En visionnant la bande-annonce, le cinéphile pense qu'il s'agit d'un film comme Hollywood sait les produire : à la chaîne. Avec son lot d'explosions, de tensions et de rebondissements, sans oublier son couple de héros ahuris et malchanceux. Le scénario ? Il peut s'écrire sur un post-it : deux journalistes de télévision ont décroché une interview de Kim Jong-Un. La CIA les charge d'assassiner le leader nord-coréen. Simple et (sans doute) efficace : personne n'a encore vu ce film tourné à Vancouver et qui doit sortir le 14 octobre aux États-Unis. Qu'importe : le thème de cette comédie a fait bondir Kim Myong-chol, porte-parole officieux de la dictature. Avec un sens de la nuance très relatif, il déclare : "La réalisation et la diffusion d'un film mettant en scène un attentat contre notre leader (...) constituent un acte de terrorisme et un acte de guerre absolument intolérables". Il ajoute que l'administration américaine devait l'interdire, faute de quoi la Corée du Nord sera contrainte à "des représailles impitoyables" puis, mi-philosophe mi menaçant : "Il y a quelque chose d'ironique dans cette histoire qui montre le désespoir du gouvernement américain et de la société américaine. Ce film sur l'assassinat d'un leader étranger reflète ce que les Américains ont fait en Afghanistan, en Irak, en Syrie, et en Ukraine. Et n'oublions pas qui a tué John Fitzgerald Kennedy : les Américains. En fait, c’est le président Obama qui devrait se méfier au cas où les militaires américains voudraient le tuer aussi." Mais quel film d'action trouve grâce à ses yeux ? Les films britanniques, et notamment ceux avec James Bond qu'il juge comme étant "un bon personnage avec des films beaucoup plus appréciables". Dans "The Interview", Seth Rogen et James Franco incarnent des journalistes de télévision. Randall Park interprète, lui, Kim Jong-Un.

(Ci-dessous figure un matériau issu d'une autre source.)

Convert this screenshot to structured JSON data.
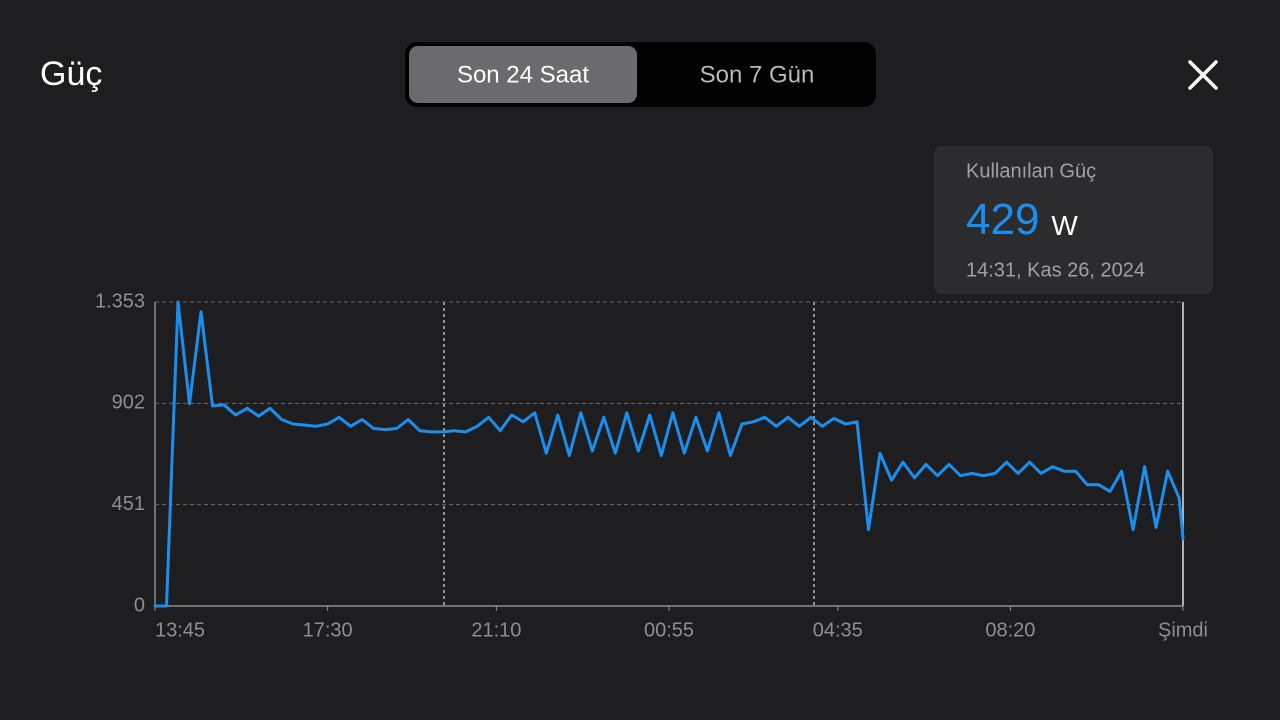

La production du film, certainement ravie par cette publicité, s'est empressée de tweeter à l'adresse du dictateur un hypothétique : "J'espère qu'il aimera"...

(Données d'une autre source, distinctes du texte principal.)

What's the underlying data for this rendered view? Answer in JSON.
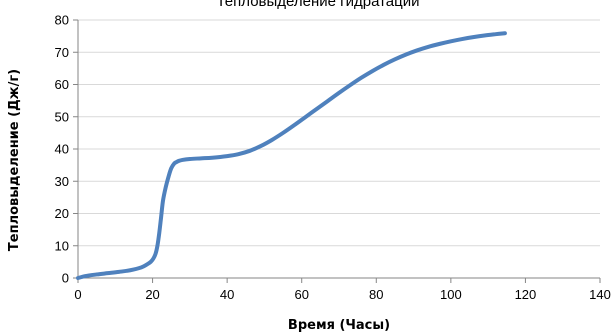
{
  "chart_data": {
    "type": "line",
    "title": "Тепловыделение гидратации",
    "xlabel": "Время (Часы)",
    "ylabel": "Тепловыделение (Дж/г)",
    "xlim": [
      0,
      140
    ],
    "ylim": [
      0,
      80
    ],
    "xticks": [
      "0",
      "20",
      "40",
      "60",
      "80",
      "100",
      "120",
      "140"
    ],
    "yticks": [
      "0",
      "10",
      "20",
      "30",
      "40",
      "50",
      "60",
      "70",
      "80"
    ],
    "grid": "horizontal",
    "legend": "none",
    "line_color": "#4f81bd",
    "gridline_color": "#d9d9d9",
    "axis_color": "#868686",
    "series": [
      {
        "x": [
          0,
          2,
          5,
          8,
          11,
          14,
          17,
          18.5,
          19.5,
          20.2,
          20.8,
          21.3,
          21.8,
          22.3,
          22.8,
          23.5,
          24.3,
          25.0,
          25.8,
          26.5,
          27.0,
          28,
          30,
          33,
          36,
          40,
          43,
          46,
          49,
          52,
          55,
          58,
          61,
          64,
          67,
          70,
          73,
          76,
          79,
          82,
          85,
          88,
          91,
          94,
          97,
          100,
          103,
          106,
          109,
          112,
          114.5
        ],
        "y": [
          0,
          0.6,
          1.1,
          1.5,
          1.9,
          2.4,
          3.3,
          4.2,
          5.0,
          6.0,
          7.5,
          10.0,
          14.0,
          19.0,
          24.0,
          28.0,
          31.5,
          34.0,
          35.5,
          36.0,
          36.3,
          36.6,
          36.9,
          37.1,
          37.3,
          37.8,
          38.4,
          39.4,
          40.9,
          42.8,
          45.0,
          47.4,
          49.9,
          52.4,
          54.9,
          57.4,
          59.8,
          62.1,
          64.2,
          66.1,
          67.8,
          69.3,
          70.6,
          71.7,
          72.6,
          73.4,
          74.1,
          74.7,
          75.2,
          75.6,
          75.9
        ]
      }
    ]
  }
}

Le film se moque du culte de la personnalité entretenu par la dynastie Kim
"Il n'urine ni ne défèque"
Dans la bande annonce de "The Interview", la Corée du Nord est considérée comme le "pays le plus dangereux au monde" et elle se moque du culte de la personnalité entretenu par la dynastie Kim. "Le peuple de Kim Jong-Un croit tout ce qu'il lui dit, y compris qu'il peut parler aux dauphins, ou qu'il n'urine ni ne défèque". La charge est pourtant moins énorme qu'il n'y parait.
En Corée du Nord, les passants doivent se prosterner devant les statues de Kim et se retirer à reculons, on affirme dans les écoles qu'un double arc-en-ciel et une étoile seraient apparus dans le ciel lors de la naissance de son père, Kim Jong-il, lequel entretenait des rapports particuliers avec l'univers cinématographique : le dirigeant n'avait pas hésité à faire enlever un réalisateur sud-coréen et son épouse pour réaliser des films chez lui, à Pyongyang. Paranoïaque, dormant avec un révolver sous l'oreiller, le "cher leader" était persuadé qu'un élevage de "lapins géants" pourrait enrayer la faim dans le pays etc.

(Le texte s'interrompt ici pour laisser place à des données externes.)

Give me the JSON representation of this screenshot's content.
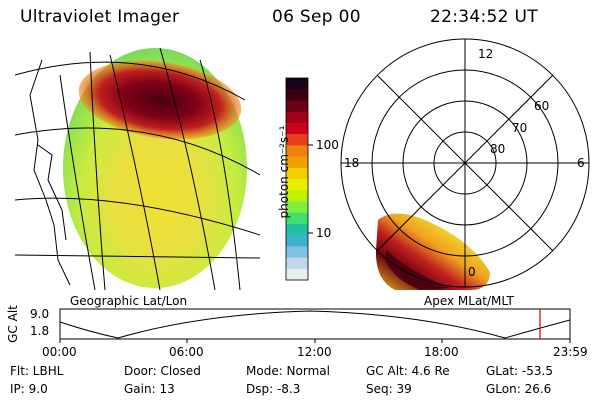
{
  "header": {
    "title": "Ultraviolet Imager",
    "date": "06 Sep 00",
    "time": "22:34:52 UT"
  },
  "colorbar": {
    "unit_label": "photon cm⁻²s⁻¹",
    "ticks": [
      "100",
      "10"
    ],
    "colors": [
      "#1a001a",
      "#3a0010",
      "#6a0010",
      "#a0001a",
      "#d0001a",
      "#e8401a",
      "#f08010",
      "#f0a000",
      "#f0d000",
      "#e8f000",
      "#c0f000",
      "#80f040",
      "#40e070",
      "#20c0a0",
      "#40b0d0",
      "#80c0e0",
      "#c0d8e8",
      "#e8eef0"
    ]
  },
  "left_panel": {
    "caption": "Geographic Lat/Lon"
  },
  "right_panel": {
    "caption": "Apex MLat/MLT",
    "hour_labels": [
      "12",
      "18",
      "6",
      "0"
    ],
    "lat_labels": [
      "60",
      "70",
      "80"
    ]
  },
  "altitude_plot": {
    "axis_label": "GC Alt",
    "y_ticks": [
      "9.0",
      "1.8"
    ],
    "x_ticks": [
      "00:00",
      "06:00",
      "12:00",
      "18:00",
      "23:59"
    ],
    "marker_color": "#cc0000"
  },
  "status": {
    "row1": {
      "flt": "Flt: LBHL",
      "door": "Door: Closed",
      "mode": "Mode: Normal",
      "gc_alt": "GC Alt: 4.6 Re",
      "glat": "GLat:  -53.5"
    },
    "row2": {
      "ip": "IP:  9.0",
      "gain": "Gain: 13",
      "dsp": "Dsp:    -8.3",
      "seq": "Seq: 39",
      "glon": "GLon:  26.6"
    }
  }
}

Il existe tellement d'anecdotes susceptibles de nourrir une telle fiction ! Tout cela prêterait à sourire s'il n'y avait les drames, bien réels ceux-là, que cette dictature engendre dans une impunité totale. La commission de l'ONU publiait il y a plusieurs semaines un rapport de 374 pages. Le document détaille les violations systématiques de la population nord-coréenne par le gouvernement, y compris les allégations d'assassiner, le viol utilisé comme un instrument de torture, les enlèvements, l'esclavage et la famine. Dans son communiqué, le porte-parole de Kim Jong-Un a dénoncé le cinéma américain rempli "d'assassinats et d’exécutions". Une colère qui n'est pas sans rappeler celle des défenseurs des droits de l'Homme. Eux aussi dénoncent "les assassinats et exécutions" en Corée du Nord. Et cette fois, ça n'est pas du cinéma.